Tip:Hindari melabel anak, apalagi dengan kata-kata negatif, seperti “nakal” atau “bodoh”. Lebih baik gunakan kalimat menasihati, semisal, “Kalau Adek menumpahkan air, nanti Adek bisa terpeleset dan jatuh. Sakit lo, Dek.” Atau, “Kalau mobil-mobilannya dilempar, nanti bisa rusak. Adek jadi enggak punya mobil-mobilan lagi.”
4. Mengiming-imingi SesuatuKetika si batita menolak melakukan sesuatu, orangtua pun mengiming-iminginya dengan hadiah, “Kalau Adek mau mandi sekarang, nanti Mama beliin es krim.”; “Kalau Adek mau makan, besok kita jalan-jalan ke mal.”; “Kalau Adek mau X, nanti Mama kasih Z.”
Dampak:Si batita akan kembali melakukan sesuatu demi mendapatkan apa yang diinginkannya. Ia menjadi patuh hanya karena berharap untuk diberikan sesuatu. Namun jika sesuatu yang dijanjikan itu tidak diperolehnya alias orangtua hanya membohonginya, tentu anak akan kecewa. Jika kebohongan ini sering terjadi, lama-lama akan menurunkan rasa percaya anak kepada orangtua.
Tip:Sebaiknya orangtua tidak menjanjikan akan memberi sesuatu pada anak hanya agar anak menurut atau mau melakukan perintah orangtua. Hindari pula kata ”nanti” karena dalam pikiran polosnya, anak akan beranggapan nanti itu bisa sekarang atau besok. Jadi, kalau kita memang perlu menegurnya, maka tegurlah tanpa harus menjanjikan apa-apa, melainkan dengan memberi penjelasan. “Kalau Adek tidak mau makan, Adek bisa sakit.”

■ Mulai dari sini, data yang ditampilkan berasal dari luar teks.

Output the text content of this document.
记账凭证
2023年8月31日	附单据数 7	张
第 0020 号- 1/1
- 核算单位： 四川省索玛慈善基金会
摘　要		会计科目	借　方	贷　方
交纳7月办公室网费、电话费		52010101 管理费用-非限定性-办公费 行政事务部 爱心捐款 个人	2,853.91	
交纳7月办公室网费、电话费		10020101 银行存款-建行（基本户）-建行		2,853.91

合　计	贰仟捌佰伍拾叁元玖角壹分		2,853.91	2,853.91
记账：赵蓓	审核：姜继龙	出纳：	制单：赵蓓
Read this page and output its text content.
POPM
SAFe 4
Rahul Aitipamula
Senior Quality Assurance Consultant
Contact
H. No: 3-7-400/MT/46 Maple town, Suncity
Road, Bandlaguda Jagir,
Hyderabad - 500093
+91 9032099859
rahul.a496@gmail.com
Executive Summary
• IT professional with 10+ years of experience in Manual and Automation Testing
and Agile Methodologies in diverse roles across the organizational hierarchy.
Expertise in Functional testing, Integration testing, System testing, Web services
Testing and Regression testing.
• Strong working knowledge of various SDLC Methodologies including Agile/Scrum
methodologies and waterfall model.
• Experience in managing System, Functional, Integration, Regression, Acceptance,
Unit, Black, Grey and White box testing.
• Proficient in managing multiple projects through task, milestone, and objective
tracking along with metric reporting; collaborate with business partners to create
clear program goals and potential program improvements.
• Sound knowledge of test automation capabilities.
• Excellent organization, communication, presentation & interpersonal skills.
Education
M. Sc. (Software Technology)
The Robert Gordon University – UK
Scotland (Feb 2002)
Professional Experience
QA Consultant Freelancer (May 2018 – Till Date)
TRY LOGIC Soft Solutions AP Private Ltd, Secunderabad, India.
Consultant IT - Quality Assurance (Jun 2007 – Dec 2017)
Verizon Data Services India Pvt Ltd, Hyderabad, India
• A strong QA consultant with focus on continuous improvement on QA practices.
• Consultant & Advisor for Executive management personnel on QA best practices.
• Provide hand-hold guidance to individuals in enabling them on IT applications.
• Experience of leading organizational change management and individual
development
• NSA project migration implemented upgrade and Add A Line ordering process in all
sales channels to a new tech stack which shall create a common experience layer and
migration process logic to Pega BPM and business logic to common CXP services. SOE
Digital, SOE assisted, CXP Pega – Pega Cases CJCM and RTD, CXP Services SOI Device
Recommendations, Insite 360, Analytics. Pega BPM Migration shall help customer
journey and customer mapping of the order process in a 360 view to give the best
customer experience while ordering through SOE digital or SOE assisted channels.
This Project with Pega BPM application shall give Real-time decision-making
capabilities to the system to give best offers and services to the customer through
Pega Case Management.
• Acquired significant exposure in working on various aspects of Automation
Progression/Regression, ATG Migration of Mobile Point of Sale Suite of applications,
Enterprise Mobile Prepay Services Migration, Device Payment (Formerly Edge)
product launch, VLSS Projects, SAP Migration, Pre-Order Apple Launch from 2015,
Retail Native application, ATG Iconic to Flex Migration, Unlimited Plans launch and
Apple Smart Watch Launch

5. MengancamSering kali orangtua tidak menyadari ketika mengucapkan kata ancaman agar masalah dengan batitanya dapat cepat terselesaikan, “Kamu kalau enggak bisa diam nanti Mama cubit!”; “Kalau Adek enggak mau makan, nanti enggak Mama beliin es krim!”
Dampak:Anak patuh karena takut. Padahal, kalau ia hanya patuh karena takut, kemungkinan untuk mengulangi hal tersebut akan sama besarnya seperti sebelum diancam.
Tip:Hindari kata-kata ancaman, apalagi sudah menyangkut fisik. Jangan membentuk si buah hati menjadi seorang yang penurut karena berada di bawah tekanan ancaman. Usahakan untuk memberi pengertian, alih-alih mengancam. Jika si batita dapat memahami penjelasan orangtuanya, kemungkinan untuk mengulangi hal yang sama jauh lebih kecil.